Bölüm Şarkısı: The Weeknd - Pray For Me ft. Kendrick Lamar
Multimedya: Tony ve Pepper









70.Bölüm










Aniden gözlerini açıp yataktan fırladı. Elimde tutuğum bardağı görünce öfkeyle bağırdı. "Lanet olsun sana Brie!"dedi Ashley. Chris beni Grace'e bırakmıştı. Eve dönmeden bir gece önce onlarda kalmam gerekiyordu çünkü öyle anlaşmıştık. Dün gecede Ashley bize katılmış ve hep birlikte sabaha kadar sohbet edip, eğlenmiştik ama şu anda hiç mutlu değildi.

"Hadi uyan artık! Grace ile kahvaltıyı çoktan hazırladık."dedim gülümseyerek.

"Tamam."dedi surat asıp yataktan kalkarak. Onu odada bırakıp mutfağa girdim. Bardaklara çayları doldurmaya başlarken Grace tabakları diziyordu. Ashley mutfağa girince ona baktım. Dağınık saçlarını toplamış. Yüzünü yıkamış ve ıslak olan üzerini değiştirmişti. "Kötü bir güne merhaba!"dedi masaya oturarak.

"Neden kötü olsun? Bak, dışarıda hava çok güzel."dedi Grace gülümseyerek. Bende masaya oturdum. Kahvaltımızı yapmaya başlarken Ashley bana kötü bakışlar atıyordu.

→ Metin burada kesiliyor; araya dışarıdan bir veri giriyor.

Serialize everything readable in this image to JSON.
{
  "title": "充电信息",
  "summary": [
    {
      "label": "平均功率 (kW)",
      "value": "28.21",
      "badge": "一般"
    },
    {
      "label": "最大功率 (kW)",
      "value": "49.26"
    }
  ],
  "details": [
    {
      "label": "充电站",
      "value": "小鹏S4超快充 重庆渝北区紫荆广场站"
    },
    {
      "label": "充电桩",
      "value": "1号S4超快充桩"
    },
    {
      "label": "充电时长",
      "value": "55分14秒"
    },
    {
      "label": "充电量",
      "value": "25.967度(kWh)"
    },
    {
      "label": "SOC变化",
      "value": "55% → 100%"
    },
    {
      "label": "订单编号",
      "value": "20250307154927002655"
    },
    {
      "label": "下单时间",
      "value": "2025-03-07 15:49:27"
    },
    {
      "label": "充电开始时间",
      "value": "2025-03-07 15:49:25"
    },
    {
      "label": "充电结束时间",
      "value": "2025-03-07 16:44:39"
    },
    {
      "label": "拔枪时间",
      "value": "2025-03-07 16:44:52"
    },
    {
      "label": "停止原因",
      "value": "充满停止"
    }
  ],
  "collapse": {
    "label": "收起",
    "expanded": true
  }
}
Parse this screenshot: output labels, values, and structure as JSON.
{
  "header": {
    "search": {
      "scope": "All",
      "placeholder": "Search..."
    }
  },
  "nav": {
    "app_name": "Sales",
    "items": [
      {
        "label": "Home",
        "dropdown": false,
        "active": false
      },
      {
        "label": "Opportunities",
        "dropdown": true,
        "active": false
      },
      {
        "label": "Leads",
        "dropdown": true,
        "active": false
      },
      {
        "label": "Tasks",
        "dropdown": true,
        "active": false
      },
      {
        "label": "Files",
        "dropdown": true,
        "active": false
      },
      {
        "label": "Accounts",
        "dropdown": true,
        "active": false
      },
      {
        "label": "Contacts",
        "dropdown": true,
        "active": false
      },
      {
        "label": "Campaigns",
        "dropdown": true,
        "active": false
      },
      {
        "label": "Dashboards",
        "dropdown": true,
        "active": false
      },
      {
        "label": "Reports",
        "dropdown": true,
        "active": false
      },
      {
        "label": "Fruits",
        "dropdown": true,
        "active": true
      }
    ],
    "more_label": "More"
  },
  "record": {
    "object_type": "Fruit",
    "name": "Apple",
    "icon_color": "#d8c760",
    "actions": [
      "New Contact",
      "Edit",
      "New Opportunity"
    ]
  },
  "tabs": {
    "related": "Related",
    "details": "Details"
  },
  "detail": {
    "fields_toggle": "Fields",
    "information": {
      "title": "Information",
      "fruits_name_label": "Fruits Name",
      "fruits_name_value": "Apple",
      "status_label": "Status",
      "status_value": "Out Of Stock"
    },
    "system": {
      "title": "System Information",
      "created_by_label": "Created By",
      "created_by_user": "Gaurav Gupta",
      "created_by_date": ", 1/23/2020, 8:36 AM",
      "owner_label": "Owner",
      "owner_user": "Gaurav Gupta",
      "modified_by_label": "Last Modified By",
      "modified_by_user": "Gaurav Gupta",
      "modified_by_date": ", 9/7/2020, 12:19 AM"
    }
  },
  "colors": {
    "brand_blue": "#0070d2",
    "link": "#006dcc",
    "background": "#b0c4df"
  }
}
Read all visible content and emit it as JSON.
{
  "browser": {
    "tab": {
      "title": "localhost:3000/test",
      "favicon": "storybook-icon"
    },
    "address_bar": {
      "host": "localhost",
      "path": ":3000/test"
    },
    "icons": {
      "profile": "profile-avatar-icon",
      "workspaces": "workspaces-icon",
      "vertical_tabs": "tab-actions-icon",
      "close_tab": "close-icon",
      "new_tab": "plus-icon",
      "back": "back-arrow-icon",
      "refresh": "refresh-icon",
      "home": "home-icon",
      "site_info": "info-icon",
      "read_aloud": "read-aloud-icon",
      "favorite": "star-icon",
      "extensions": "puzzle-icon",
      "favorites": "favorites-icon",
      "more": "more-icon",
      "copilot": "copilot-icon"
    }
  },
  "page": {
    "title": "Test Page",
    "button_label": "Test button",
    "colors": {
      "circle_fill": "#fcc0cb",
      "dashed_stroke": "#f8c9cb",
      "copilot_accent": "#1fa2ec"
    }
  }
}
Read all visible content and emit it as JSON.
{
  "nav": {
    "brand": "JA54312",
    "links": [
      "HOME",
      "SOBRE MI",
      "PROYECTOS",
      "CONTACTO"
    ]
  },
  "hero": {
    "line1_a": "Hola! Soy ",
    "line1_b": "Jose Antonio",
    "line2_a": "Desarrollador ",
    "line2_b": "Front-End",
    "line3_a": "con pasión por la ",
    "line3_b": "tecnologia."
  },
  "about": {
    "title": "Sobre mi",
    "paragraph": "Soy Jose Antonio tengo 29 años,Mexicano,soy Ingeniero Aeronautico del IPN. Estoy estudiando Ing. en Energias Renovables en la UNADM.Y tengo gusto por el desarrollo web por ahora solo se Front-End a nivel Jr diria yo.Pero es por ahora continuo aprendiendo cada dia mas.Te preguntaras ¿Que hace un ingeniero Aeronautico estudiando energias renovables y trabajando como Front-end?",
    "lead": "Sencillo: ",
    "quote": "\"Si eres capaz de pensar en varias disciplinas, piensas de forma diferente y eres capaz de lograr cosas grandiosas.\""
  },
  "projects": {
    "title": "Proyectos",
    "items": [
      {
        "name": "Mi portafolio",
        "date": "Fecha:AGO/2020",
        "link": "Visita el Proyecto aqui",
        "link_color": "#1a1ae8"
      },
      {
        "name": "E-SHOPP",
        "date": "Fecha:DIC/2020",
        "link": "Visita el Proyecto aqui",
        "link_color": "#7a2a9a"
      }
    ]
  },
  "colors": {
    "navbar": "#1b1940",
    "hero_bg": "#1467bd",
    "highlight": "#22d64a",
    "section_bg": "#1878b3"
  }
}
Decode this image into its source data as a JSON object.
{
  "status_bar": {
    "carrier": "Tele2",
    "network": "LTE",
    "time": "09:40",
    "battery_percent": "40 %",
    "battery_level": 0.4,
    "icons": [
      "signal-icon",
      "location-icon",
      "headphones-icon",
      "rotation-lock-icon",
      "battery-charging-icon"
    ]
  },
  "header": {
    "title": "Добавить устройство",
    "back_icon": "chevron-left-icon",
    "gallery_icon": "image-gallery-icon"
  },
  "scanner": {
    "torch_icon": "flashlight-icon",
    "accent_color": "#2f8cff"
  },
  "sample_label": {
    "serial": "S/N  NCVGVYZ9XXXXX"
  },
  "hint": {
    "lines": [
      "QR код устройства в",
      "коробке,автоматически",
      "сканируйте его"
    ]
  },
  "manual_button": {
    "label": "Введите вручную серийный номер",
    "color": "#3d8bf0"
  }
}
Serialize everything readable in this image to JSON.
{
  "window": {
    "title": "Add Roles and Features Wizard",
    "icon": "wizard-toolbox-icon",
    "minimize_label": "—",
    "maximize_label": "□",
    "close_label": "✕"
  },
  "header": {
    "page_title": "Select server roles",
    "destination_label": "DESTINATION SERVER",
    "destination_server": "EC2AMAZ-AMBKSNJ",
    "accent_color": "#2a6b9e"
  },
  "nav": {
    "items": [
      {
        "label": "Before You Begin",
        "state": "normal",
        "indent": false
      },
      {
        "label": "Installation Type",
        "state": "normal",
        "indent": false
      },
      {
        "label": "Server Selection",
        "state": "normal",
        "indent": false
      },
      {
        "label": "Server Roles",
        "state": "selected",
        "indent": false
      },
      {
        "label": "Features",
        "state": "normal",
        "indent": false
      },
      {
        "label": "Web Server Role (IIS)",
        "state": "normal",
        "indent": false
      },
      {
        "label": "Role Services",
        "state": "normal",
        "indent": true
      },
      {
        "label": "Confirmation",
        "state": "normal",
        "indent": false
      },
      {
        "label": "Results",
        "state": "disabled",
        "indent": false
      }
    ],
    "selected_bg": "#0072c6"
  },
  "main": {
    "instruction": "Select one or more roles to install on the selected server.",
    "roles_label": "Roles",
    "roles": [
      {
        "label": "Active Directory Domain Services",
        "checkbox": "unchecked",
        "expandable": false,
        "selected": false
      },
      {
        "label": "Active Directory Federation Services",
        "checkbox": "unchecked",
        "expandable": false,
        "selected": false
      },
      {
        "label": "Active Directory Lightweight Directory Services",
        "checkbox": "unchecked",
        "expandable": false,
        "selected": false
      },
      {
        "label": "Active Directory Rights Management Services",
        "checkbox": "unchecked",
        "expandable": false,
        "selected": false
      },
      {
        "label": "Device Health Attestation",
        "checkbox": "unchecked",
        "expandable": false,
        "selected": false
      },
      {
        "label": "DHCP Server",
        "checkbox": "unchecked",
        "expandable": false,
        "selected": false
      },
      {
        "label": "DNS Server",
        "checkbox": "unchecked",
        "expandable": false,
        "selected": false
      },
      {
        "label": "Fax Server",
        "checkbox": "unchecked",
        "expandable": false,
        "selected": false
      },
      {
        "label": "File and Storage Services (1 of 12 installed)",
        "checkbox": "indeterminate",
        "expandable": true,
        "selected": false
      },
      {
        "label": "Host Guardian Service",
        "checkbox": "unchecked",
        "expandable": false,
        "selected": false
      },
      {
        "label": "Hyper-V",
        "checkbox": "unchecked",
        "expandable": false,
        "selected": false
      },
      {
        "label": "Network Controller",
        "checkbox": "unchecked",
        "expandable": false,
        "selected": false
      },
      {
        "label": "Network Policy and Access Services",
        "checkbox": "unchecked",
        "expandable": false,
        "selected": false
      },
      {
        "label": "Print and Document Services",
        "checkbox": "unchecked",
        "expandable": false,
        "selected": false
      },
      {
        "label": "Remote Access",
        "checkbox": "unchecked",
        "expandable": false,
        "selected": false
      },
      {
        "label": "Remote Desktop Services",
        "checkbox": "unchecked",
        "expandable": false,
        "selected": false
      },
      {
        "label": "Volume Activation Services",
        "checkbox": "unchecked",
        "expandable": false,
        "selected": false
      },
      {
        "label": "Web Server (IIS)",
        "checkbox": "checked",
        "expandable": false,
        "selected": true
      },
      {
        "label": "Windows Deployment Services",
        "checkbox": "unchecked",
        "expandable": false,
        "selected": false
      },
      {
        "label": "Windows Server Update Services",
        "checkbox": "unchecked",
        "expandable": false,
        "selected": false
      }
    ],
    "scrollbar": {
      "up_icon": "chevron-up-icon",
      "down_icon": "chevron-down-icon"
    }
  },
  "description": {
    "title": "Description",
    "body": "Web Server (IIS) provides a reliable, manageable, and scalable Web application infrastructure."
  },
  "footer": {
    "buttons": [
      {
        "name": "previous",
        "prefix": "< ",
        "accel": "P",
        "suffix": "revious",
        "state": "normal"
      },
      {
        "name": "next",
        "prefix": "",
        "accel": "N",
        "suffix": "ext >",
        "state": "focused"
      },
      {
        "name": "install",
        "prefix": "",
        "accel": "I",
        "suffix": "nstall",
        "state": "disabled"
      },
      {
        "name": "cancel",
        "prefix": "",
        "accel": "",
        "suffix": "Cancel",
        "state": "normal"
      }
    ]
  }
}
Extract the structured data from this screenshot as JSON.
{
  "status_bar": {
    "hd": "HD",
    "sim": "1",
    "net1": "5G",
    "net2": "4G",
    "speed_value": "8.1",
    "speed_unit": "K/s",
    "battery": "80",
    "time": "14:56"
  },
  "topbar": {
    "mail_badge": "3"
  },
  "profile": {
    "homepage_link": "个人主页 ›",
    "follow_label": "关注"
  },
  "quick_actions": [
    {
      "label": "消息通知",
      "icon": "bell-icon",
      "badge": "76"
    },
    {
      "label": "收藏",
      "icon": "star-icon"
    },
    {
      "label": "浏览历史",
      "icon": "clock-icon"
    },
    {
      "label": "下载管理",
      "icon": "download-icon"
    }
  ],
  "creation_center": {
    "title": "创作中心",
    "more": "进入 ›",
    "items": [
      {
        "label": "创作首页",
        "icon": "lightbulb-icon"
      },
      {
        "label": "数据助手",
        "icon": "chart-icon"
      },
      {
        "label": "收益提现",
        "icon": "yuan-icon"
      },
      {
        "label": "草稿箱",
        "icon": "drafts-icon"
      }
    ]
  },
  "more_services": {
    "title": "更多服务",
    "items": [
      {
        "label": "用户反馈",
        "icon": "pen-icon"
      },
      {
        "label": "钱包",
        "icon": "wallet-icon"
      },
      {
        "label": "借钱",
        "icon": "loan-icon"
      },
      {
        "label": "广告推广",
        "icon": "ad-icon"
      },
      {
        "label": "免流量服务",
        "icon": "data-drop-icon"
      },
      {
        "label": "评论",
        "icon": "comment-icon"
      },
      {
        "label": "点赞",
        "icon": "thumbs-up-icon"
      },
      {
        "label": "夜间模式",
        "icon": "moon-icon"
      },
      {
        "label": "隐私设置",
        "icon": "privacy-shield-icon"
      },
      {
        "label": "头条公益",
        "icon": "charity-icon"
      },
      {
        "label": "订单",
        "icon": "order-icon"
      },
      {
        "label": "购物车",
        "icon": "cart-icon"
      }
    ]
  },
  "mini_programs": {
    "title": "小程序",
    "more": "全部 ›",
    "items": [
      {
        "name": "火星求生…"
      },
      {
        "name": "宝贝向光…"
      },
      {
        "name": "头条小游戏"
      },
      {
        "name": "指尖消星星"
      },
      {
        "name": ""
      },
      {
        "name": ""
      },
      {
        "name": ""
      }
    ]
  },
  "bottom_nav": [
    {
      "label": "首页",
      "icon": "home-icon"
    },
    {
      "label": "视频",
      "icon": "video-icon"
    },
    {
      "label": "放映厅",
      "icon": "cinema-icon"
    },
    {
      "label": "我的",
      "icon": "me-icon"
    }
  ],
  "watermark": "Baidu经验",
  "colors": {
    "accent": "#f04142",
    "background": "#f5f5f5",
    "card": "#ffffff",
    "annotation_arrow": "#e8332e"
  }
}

"Başımdan aşağı su dökülerek uyanmasaydım eğer güzel bir gün olacaktı!"dedi elindeki reçel bıçağını sıkıp bana göstererek. Bu haline yeniden gülüp omuz silktim. "Defalarca uyandırmaya çalıştım kusura bakma ama aklıma başka bir çözüm yolu gelmedi."dediğimde gözlerini devirdi. Grace'in telefonu çaldığında eline alıp ayağa kalktı. Odadan çıkarken Ashley'e döndüm. "Bucky'e ne cevap verdin?"

"Henüz bir cevap vermedim."

"Neden?"diye sorduğumda bir süre sessiz kaldı. Bir şey söylemeyeceğini anladığımda kafamı tabağıma çevirdim. Bardağımdan bir yudum çay aldığımda o da konuşmaya başladı.

"Ona karşı hislerim olduğunu kabul ediyorum ama nedense bir türlü cevap veremiyorum. Ya göründüğü gibi biri değilse? Ya hislerim için değil sadece bedenim için benimle birlikteyse? Ya Simon gibi aşağılık piçin teki çıkarsa?"dedi. Son cümlesine gülmüştüm ve gülerken az daha içtiğim çay boğazıma kaçacaktı.

"Korkman gayet doğal ama bence evet demelisin. Eğer göründüğü gibi değilse o zaman tekmeyi basarsın!"dedim gülümseyerek. Grace birkaç dakika sonra içeriye girdiğinde ona döndüm. "Bir problem mi var?"diye sordum. Kafasını iki yana sallayıp gülümsedi.

"Güzel haber! Bu gece yine hep birlikte partiye gidiyoruz."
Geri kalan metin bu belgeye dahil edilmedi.